⁴ - When we use the formula int(myNum) - myNum what is happening is that casting the number to an integer will round the number down so int(3.9) becomes 3, and when we minus 3 from 3.9 we are left with -.9. However, for some reason that I do not know, when we get rid of all the whole numbers, and we're just left with the decimal portion, Python decides to show us everything -- the whole mantissa.

⁵ - this does not really affect the outcome of our analysis, but when multiplying by 100, instead of the hidden digits being shifted over by 2 decimal places, they changed a little as well.

    >>> a = 1229.84
    >>> int(a) - a
    -0.8399999999999181
    >>> a = round(1229.84, 2) * 100
    >>> int(a) - a
    -0.9999999999854481 #I expected -0.9999999999918100?

⁶ - It may seem like we can get rid of all those extra digits by rounding to two decimal places.

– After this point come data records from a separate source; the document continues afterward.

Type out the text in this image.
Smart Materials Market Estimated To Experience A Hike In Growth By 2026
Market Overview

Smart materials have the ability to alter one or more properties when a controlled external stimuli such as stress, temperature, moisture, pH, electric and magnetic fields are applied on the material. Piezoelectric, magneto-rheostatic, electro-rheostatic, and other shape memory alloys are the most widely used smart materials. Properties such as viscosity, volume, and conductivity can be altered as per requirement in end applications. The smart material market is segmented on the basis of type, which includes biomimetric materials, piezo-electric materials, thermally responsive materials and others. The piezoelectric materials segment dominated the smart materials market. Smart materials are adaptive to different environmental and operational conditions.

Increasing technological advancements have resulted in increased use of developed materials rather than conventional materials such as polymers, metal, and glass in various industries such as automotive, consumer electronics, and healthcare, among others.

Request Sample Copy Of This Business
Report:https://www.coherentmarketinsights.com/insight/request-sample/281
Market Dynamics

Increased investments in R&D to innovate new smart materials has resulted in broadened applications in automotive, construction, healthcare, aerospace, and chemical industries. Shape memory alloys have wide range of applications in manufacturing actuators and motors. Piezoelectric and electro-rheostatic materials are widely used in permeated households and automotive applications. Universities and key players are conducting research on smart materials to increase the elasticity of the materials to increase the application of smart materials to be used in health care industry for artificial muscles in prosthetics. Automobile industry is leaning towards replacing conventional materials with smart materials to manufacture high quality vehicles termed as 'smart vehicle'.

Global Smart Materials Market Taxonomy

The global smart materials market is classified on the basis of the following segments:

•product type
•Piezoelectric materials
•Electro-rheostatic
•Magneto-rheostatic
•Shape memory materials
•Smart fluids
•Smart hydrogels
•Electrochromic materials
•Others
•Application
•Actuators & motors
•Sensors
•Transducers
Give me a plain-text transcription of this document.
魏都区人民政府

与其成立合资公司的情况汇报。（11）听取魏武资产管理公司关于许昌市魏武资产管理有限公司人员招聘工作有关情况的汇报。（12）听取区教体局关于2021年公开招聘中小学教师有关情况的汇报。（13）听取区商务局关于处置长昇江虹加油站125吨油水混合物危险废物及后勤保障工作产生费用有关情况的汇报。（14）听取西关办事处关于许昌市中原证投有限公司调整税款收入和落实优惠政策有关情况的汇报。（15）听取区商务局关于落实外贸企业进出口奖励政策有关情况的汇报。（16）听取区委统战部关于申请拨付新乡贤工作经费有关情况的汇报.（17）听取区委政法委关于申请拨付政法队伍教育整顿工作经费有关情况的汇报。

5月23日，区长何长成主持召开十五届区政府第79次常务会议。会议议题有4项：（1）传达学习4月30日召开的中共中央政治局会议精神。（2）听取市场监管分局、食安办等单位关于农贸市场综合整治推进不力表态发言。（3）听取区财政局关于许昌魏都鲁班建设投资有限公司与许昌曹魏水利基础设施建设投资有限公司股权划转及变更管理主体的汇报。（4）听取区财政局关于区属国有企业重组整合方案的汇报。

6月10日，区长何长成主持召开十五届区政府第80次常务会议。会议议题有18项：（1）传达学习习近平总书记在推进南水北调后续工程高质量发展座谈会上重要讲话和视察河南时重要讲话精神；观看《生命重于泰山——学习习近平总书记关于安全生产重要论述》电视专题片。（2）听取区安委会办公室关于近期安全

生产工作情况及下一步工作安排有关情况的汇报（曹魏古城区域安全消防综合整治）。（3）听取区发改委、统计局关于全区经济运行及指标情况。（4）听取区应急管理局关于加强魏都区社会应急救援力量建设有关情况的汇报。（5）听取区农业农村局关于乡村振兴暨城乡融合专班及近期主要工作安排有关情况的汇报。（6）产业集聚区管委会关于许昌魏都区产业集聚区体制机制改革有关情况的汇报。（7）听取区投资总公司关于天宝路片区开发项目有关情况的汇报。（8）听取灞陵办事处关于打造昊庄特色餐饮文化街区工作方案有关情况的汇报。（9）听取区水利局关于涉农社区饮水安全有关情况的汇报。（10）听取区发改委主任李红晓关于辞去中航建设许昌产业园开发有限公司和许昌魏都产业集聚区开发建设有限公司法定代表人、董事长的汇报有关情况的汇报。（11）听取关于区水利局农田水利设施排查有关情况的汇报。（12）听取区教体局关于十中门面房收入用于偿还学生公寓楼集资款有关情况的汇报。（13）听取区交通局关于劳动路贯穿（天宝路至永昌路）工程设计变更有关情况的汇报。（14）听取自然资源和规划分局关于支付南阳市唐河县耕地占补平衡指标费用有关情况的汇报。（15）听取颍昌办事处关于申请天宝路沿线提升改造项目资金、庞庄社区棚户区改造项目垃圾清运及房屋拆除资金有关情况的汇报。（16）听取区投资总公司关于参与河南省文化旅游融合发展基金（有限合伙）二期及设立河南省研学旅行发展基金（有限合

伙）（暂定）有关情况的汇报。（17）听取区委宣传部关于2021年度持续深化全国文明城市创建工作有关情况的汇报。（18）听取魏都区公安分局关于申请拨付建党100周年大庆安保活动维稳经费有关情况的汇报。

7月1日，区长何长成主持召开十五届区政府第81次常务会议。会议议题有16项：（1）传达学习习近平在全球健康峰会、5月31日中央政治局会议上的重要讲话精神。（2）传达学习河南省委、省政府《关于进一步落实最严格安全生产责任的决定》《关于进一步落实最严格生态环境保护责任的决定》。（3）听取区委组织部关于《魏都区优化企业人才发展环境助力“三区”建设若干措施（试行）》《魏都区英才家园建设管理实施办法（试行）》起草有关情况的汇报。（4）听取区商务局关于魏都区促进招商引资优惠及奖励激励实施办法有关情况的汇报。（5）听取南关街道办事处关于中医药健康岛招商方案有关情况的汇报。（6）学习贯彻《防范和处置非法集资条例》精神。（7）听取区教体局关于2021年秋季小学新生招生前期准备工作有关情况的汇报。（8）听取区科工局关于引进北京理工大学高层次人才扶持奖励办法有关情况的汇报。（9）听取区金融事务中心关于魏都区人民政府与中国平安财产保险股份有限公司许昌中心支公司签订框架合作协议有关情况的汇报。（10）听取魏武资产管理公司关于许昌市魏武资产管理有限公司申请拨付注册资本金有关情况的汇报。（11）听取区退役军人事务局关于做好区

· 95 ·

>>> round(1229.84, 2) # which is really round(1229.8399999999999181, 2)
1229.84

But when we use our int(someNum) - someNum formula to see the hidden digits, they are still there.

>>> a = round(1229.84, 2)
>>> int(a) - a
-0.8399999999999181

This is because Python cannot store 1229.84 as a binary floating point number. It can't be done. So... rounding 1229.84 does absolutely nothing.

Answer 2

Don't use floating-point arithmetic for currency; rounding error for values that cannot be represented exactly will cause the type of loss you are seeing. Instead, convert the string representation to an integer number of cents, which you can convert to euros-and-cents for display as needed.

euros, cents = '12,1'.split(',')     # '12,1' -> ('12', '1')
cents = 100*int(euros) + int(cents * 10 if len(cents) == 1 else 1)  # ('12', '1') -> 1210

(Notice you'll need a check to handle cents without a trailing 0.)

display_str = '%d,%d' % divMod(cents, 100) # 1210 -> (12, 10) -> '12.10'

You can also use the Decimal class from the decimal module, which essentially encapsulates all the logic for using integers to represent fractional values.

Answer 3

As @wim mentions in a comment, use the Decimal type from the stdlib decimal module instead of the built in float type. Decimal objects do not have the binary rounding behavior that floats have and also have a precision that can be user defined.

Decimal should be used anywhere you are doing financial calculations or anywhere you need floating point calculations that behave like the decimal math people learn in school (as opposed to the binary floating point behavior of the built in float type).